Ainda, pensando na possibilidade de precificação de vias como outros produtos, com certeza existirão vias mais caras e mais baratas. É o mesmo conceito de pagar mais ou menos para uma refeição: existe uma gama imensa de alternativas de restaurantes e de mercados, para todos os bolsos. Indo mais além, se automóveis em si fossem coletivizados eles provavelmente não existiriam devido à escassez, ou então existiria apenas algo que nem o Lada, que também têm um preço no mercado "negro" cubano, e possuído apenas por cubanos mais ricos.

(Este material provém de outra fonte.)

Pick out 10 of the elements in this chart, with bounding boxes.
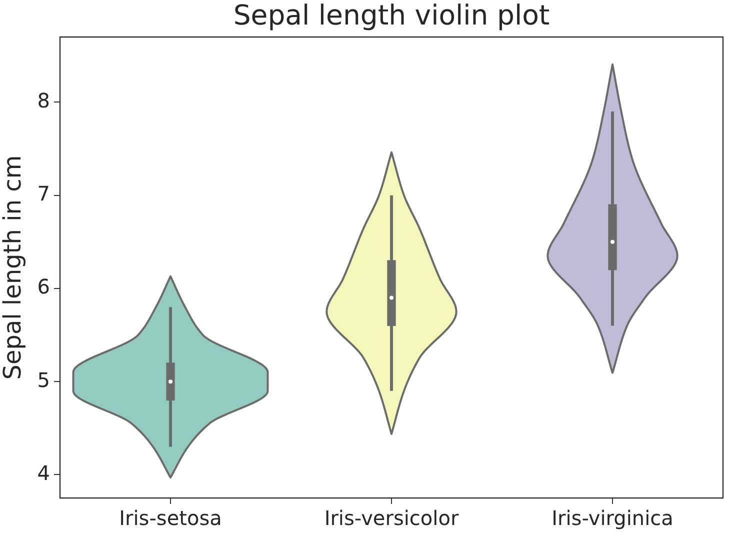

Hoje a precificação das ruas e o fim da bonança do carro não é algo apenas para especular. Políticas de taxamento de congestão, comentadas um ano atrás neste blog, já foram introduzidas em Londres, Estocolmo, Cingapura e Milão, possibilitando o início de sociedades em que motoristas não destroem as cidades às custas do resto da sociedade. O Streetsblog fez um comentário interessante sobre o sistema implementado em Estocolmo, que fez um teste de 6 meses do sistema antes de ser implementado: antes do teste 80% das pessoas eram contrárias à precificação, mudando para 42% após a implementação. Isso prova que maioria das pessoas não gosta apenas da ideia da taxa, já que o que antes era escondido nos impostos se torna transparente e direcionado aos próprios usuários, mas que na prática ela resolve grande parte do problema dos incentivos individuais que levam à tragédia dos comuns e aos danos às cidades.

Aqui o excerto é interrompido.